With that, let $e_n$ denote the final standard basis vector, i.e. the last column of the identity matrix. We have the following lower-bound on $\|J^k\|$:
$$
\|J^k\|^2 \geq \|J^k e_n\|^2 = \sum_{j=0}^{n-1} \left|\binom{k}{j}\lambda^{k-j} \right|^2 \geq \left|\binom{k}{n-1}\lambda^{k-n+1} \right|^2 
= [f(k)]^2.
$$
For the upper bound, select any $0 < \epsilon < 1$. Let $\|\cdot\|_F$ denote the Frobenius norm. Let $k_0$ be such that $|[J^k]_{p,q}| \leq \frac{\epsilon}{n} f(k)$ for all $1 \leq p,q \leq n$ whenever $k > k_0$. For such $k$, we have
\begin{align}
\|J^k\|^2 & \leq \|J^k\|_F^2 = |[J^k]_{1,n}|^2 + \sum_{p,q; (p,q) \neq (1,n)} |[J^k]_{p,q}|^2 
\\ & = f(k)^2 + \sum_{p,q; (p,q) \neq (1,n)} |[J^k]_{p,q}|^2 
\\ & \leq 
f(k)^2 + \frac{n^2-1}{n^2} \epsilon^2 f(k)^2
\\ & \leq f(k)^2 + \epsilon^2f(k)^2 \leq f(k)^2 + \epsilon f(k)^2 = (1 + \epsilon)f(k)^2.
\end{align}
Thus, for any $0 < \epsilon < 1$ and sufficiently large $k$,
$$
f(k)^2 \leq \|J^k\|^2 \leq (1 + \epsilon)f(k)^2.
$$
Thus, for all such $\epsilon$, we have
$$
1 \leq \lim_{k \to \infty} \frac{\|J^k\|^2}{f(k)^2} \leq 1 + \epsilon,
$$
and since $0 < \epsilon < 1$ was arbitrary this implies that $\lim_{k \to \infty} \frac{\|J^k\|^2}{f(k)^2} = 1$. That is, $\|J^k\|^2 \sim [f(k)]^2$, which means that $\|J^k\| \sim f(k)$.

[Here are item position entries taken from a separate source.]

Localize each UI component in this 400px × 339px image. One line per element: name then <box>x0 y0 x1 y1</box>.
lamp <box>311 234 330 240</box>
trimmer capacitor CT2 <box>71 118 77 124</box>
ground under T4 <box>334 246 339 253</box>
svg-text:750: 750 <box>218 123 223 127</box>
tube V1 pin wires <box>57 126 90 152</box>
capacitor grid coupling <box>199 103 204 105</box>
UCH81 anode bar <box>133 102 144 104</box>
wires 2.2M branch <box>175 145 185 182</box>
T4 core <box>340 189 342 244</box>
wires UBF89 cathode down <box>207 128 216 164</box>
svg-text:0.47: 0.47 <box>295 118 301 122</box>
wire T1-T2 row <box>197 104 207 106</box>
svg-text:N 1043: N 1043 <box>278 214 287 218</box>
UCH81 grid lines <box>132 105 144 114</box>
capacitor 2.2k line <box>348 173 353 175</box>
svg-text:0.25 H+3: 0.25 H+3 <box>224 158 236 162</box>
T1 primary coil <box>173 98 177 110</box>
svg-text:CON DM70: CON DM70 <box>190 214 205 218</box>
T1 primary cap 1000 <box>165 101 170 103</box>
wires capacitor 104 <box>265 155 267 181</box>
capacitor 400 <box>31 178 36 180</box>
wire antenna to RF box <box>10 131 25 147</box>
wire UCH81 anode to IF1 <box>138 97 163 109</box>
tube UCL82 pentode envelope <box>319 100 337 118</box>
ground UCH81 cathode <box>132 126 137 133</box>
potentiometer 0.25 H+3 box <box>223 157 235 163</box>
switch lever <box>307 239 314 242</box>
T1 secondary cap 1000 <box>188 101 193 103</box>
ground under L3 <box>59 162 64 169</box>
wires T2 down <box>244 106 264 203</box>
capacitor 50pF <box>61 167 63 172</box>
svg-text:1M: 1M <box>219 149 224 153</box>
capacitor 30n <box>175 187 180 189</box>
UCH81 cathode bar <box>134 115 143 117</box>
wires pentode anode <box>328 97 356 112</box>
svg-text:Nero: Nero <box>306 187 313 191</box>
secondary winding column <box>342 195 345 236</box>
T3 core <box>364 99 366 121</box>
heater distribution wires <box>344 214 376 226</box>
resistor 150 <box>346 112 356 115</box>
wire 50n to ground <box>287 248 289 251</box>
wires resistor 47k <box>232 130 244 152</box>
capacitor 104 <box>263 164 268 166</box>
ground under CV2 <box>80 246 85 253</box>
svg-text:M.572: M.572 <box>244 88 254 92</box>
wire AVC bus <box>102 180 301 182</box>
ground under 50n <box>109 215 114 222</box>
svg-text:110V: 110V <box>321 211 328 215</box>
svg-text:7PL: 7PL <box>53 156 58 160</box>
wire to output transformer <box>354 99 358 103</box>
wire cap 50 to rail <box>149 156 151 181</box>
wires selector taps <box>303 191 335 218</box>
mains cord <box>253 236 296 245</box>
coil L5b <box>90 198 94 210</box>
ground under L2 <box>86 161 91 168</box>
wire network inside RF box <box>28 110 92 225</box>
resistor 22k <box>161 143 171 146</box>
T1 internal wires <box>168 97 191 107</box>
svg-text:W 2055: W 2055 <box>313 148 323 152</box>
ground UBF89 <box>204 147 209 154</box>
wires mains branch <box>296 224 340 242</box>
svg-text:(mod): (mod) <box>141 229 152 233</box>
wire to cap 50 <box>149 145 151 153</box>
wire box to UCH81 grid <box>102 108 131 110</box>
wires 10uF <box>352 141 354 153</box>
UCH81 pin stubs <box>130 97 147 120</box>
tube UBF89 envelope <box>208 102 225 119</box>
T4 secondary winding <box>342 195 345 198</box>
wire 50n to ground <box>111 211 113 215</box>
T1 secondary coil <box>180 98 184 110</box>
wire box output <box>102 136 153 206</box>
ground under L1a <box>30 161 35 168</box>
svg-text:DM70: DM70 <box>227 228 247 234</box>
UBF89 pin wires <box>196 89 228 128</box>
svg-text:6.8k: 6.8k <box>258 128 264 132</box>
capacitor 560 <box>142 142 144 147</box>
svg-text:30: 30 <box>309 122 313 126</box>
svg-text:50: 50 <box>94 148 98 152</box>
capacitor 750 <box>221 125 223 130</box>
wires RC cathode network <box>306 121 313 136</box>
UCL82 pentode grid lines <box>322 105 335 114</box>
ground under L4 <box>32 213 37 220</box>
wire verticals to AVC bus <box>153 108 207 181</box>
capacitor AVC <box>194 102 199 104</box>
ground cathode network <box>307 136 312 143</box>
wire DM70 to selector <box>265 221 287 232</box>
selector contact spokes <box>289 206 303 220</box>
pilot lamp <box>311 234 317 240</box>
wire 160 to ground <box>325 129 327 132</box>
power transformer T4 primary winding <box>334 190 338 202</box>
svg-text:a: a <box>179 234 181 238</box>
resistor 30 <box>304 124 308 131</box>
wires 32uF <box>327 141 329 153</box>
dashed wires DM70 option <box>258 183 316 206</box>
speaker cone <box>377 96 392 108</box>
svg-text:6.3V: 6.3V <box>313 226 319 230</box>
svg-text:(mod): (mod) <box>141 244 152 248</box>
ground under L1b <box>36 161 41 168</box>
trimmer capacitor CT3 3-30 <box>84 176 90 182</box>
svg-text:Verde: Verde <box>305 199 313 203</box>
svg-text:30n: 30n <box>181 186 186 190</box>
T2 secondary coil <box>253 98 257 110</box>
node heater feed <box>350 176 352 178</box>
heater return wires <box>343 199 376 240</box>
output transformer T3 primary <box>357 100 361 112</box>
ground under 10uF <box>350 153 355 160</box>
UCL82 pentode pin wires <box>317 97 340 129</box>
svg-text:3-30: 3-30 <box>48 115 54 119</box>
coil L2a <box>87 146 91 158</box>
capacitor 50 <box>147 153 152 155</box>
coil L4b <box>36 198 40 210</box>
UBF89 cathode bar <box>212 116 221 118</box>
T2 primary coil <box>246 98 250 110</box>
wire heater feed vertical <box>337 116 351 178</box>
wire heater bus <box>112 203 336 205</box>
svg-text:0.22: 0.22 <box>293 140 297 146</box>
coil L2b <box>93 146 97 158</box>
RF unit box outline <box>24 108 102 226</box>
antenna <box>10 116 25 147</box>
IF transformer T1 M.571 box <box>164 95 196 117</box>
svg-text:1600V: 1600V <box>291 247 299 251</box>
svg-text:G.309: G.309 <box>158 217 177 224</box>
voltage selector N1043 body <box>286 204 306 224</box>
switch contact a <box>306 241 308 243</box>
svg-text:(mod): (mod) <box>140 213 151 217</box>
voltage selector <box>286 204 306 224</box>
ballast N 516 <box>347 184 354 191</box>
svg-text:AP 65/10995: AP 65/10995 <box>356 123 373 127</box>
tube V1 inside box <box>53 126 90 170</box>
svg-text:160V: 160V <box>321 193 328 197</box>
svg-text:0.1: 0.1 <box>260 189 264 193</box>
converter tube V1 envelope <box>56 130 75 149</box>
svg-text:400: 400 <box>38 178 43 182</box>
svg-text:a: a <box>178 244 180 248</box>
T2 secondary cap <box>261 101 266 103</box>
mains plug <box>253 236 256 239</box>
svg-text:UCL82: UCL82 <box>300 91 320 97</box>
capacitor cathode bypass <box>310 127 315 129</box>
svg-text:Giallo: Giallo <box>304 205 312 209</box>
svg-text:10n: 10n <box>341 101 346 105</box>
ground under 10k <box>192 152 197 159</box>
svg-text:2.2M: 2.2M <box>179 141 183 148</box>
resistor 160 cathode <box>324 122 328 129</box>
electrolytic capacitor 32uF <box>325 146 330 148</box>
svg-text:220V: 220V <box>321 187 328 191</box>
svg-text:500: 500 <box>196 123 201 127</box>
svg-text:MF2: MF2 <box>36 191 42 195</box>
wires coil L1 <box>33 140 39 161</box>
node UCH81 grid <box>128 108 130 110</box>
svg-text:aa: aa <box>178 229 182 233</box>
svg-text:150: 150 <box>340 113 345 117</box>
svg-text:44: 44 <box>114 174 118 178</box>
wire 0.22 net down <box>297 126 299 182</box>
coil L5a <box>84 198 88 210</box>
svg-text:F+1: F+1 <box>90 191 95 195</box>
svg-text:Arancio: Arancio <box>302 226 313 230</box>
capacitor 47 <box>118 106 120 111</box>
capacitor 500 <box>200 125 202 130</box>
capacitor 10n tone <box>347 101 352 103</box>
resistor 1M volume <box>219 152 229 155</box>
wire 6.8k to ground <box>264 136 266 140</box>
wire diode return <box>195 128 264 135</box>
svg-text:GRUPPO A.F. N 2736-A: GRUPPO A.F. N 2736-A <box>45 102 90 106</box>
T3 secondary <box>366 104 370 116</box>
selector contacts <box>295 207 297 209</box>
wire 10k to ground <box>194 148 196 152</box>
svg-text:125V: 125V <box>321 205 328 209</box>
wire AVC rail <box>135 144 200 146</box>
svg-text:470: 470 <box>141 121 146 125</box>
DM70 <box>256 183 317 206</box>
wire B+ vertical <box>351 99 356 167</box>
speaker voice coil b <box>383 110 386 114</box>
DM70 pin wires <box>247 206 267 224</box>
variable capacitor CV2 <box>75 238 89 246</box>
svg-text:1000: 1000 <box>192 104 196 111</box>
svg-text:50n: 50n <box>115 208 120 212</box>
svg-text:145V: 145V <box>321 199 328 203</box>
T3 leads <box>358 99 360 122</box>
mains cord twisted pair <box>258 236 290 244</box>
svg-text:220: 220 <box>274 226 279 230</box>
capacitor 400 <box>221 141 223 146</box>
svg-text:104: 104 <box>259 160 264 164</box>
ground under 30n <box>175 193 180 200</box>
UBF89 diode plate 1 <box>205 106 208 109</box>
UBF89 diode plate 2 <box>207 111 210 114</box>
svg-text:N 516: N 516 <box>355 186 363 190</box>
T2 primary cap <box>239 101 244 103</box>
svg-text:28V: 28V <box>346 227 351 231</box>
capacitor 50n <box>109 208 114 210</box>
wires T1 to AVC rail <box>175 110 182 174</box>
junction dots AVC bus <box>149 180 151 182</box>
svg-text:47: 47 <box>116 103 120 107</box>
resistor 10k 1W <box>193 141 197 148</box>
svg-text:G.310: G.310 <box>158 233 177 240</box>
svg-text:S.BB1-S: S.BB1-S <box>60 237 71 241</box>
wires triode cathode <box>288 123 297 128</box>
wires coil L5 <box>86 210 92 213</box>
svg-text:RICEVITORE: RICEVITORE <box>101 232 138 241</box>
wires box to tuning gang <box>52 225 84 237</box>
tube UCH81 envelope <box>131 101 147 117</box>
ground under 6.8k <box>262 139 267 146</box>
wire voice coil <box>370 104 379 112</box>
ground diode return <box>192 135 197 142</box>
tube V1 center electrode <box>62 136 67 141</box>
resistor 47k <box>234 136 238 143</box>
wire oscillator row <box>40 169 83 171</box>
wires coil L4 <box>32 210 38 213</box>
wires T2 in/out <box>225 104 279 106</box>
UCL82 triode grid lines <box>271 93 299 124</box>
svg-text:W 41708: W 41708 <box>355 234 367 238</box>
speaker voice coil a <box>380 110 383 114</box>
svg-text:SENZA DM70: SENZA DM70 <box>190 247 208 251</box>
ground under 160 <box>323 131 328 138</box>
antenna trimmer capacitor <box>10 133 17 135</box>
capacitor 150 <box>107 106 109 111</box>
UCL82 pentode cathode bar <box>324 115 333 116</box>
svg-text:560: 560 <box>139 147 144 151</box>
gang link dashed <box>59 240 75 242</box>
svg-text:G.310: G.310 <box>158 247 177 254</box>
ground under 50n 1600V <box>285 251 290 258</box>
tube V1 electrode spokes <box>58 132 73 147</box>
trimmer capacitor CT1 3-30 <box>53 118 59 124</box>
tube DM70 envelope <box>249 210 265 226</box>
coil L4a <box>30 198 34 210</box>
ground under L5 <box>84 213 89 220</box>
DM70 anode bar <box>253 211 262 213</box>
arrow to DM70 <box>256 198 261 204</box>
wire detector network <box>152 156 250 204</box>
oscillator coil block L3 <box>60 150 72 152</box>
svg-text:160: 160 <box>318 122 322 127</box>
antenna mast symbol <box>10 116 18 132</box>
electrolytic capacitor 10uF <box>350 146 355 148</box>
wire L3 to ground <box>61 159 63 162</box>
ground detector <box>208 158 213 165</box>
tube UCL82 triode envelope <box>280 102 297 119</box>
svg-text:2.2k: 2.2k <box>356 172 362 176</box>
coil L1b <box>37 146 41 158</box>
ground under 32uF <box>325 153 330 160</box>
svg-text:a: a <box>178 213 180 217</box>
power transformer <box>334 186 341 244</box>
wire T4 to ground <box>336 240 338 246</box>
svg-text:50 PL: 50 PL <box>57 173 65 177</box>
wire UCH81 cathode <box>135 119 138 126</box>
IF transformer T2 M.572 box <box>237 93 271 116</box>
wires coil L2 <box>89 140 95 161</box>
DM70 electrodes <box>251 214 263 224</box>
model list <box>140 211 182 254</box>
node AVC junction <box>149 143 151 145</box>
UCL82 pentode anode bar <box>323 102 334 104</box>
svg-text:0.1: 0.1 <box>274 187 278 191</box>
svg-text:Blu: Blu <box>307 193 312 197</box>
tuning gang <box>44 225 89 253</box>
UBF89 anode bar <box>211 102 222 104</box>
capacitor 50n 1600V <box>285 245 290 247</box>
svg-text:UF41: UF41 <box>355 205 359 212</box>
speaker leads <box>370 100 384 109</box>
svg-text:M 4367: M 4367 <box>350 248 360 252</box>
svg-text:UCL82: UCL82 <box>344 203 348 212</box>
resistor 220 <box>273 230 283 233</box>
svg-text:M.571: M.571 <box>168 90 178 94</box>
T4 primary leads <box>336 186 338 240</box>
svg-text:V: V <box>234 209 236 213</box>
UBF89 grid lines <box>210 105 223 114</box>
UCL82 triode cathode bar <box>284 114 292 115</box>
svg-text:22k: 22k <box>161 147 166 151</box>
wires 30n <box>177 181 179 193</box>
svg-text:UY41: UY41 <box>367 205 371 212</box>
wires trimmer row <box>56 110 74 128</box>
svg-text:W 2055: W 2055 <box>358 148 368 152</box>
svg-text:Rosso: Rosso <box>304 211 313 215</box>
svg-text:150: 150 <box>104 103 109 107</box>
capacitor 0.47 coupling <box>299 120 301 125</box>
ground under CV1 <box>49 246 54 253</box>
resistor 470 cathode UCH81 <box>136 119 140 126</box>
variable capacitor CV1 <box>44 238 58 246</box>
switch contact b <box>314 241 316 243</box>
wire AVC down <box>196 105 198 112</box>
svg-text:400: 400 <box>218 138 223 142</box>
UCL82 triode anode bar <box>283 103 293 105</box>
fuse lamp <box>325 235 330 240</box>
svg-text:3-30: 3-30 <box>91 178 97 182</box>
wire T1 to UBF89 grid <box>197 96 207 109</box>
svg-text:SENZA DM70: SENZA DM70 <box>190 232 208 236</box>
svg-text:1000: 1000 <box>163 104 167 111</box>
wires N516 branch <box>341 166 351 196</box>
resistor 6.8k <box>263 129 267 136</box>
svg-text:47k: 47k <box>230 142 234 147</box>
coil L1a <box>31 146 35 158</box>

Proof of fact 2: Every entry besides the top-right entry can be written as $\binom kj \lambda^{k-j}$ for some $j < n-1$. We note that (for $k \geq n-1$)
\begin{align}
\frac{\left|\binom kj \lambda^{k-j}\right|}{f(k)} &= 
\frac{\binom{k}{j}|\lambda|^{k-j}}{\binom{k}{n-1}|\lambda^{k-n+1}|}
= 
|\lambda|^{n-1-j} \cdot \frac{\binom{k}{j}}{\binom{k}{n-1}}
\\ & = 
|\lambda|^{n-1-j} \cdot \frac{k!}{j!(n-j)!} \cdot \frac{(n-1)!(k-n+1)!}{k!}
\\ & = |\lambda|^{n-1-j} \cdot \frac{(n-1)!(k-n+1)!}{j!(k-j)!}
\\ & = 
|\lambda|^{n-1-j}
\frac{(j+1)(j+2)\cdots (n-1)}{(k-n+2) \cdots (k-j+1)(k-j)}
\\ & = 
\frac{|\lambda|^{n-1-j}[(j+1)(j+2)\cdots (n-1)]}{(k-n+2) \cdots (k-j+1)(k-j)}.
\end{align}
We note that the final expression has a constant numerator (relative to $k$) and denominator that tends to $\infty$ as $k \to \infty$. Conclude that $\left|\binom kj \lambda^{k-j}\right|\Big/f(k) \to 0$ as $k \to \infty$, which is to say that $\left|\binom kj \lambda^{k-j}\right| = o(f(k))$.
Alternatively, fact 2 can be proved a bit more quickly if we use the fact that $\binom kj = \Theta(k^j)$, which is to say that $\binom kj \sim ck^j$ for some $c > 0$.